Habit near Lake King

Acacia hadrophylla is a species of flowering plant in the family Fabaceae and is endemic to the south-west of Western Australia. It is a shrub with curved, oblong phyllodes, spherical heads of golden yellow flowers and linear, crusty pods, more or less constricted between the seeds.

==Description==
Acacia hadrophylla is a domed to inverted conical, dense to moderately open shrub that typically grows to a height of 30–50 cm, and has branchlets covered with tiny black hairs. Its phyllodes are oblong to elliptic, 7–25 mm long, 2.5–5.5 mm wide and rigid with a small point on the end and five to seven prominent, yellowish veins. The flowers are borne in two spherical heads in axils, each head 3.0–3.5 mm in diameter with 14 to 25 golden yellow flowers. Flowering occurs from June to September and the pods are linear, crusty, more or less curved, 12–22 mm long and 2 mm wide. The seeds are oblong to elliptic, 2.5–3.0 mm long and brownish black with an aril on the end.

==Taxonomy==
Acacia hadrophylla was first formally described in 1995 by Richard Sumner Cowan and Bruce Maslin in the journal Nuytsia from specimens collected by Maslin between the Bremer Range and the Lake King-Kumarl road in 1983. The specific epithet (hadrophylla) means 'thick, bulky or stout leaves', referring to the thick phyllodes of this species.
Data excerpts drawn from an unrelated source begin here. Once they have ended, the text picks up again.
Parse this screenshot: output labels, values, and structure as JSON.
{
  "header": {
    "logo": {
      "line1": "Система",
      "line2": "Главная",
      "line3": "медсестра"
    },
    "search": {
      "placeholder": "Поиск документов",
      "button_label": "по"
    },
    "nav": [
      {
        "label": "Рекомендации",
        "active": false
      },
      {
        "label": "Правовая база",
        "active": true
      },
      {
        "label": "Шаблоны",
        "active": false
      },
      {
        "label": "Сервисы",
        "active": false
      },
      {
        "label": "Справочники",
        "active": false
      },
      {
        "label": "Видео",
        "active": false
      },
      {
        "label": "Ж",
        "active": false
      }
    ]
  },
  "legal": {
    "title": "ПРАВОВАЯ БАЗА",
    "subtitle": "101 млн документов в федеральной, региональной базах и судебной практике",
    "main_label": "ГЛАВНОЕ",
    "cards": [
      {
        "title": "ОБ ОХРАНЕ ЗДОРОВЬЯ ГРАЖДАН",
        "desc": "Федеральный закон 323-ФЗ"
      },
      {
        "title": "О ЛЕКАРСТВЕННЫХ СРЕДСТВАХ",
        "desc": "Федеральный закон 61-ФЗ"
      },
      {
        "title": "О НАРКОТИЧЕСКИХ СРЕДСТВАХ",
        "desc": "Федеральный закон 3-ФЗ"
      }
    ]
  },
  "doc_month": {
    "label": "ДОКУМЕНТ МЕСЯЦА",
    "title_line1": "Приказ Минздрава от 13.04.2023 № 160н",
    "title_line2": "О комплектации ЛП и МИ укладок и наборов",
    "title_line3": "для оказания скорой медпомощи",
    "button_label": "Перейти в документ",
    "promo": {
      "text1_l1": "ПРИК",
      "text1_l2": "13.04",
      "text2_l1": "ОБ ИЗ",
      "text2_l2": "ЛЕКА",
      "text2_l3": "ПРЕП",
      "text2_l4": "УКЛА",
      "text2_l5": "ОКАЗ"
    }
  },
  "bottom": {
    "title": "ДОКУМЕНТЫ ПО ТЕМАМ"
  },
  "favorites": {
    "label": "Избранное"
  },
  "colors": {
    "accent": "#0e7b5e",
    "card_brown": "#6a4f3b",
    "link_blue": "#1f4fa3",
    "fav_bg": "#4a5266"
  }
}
==Distribution and habitat==
This species of wattle occurs in scattered locations from Mount Holland (about 85 km north-east of Hyden and Lake King, and east to Kumarl and Scaddan (between Norseman and Esperance), in the Avon Wheatbelt, Coolgardie and Mallee bioregions, where it grows on undulating plains in sandy, loamy and clay loam soils.

==Conservation status==
Acacia gregorii is listed as "not threatened" by the Government of Western Australia Department of Biodiversity, Conservation and Attractions.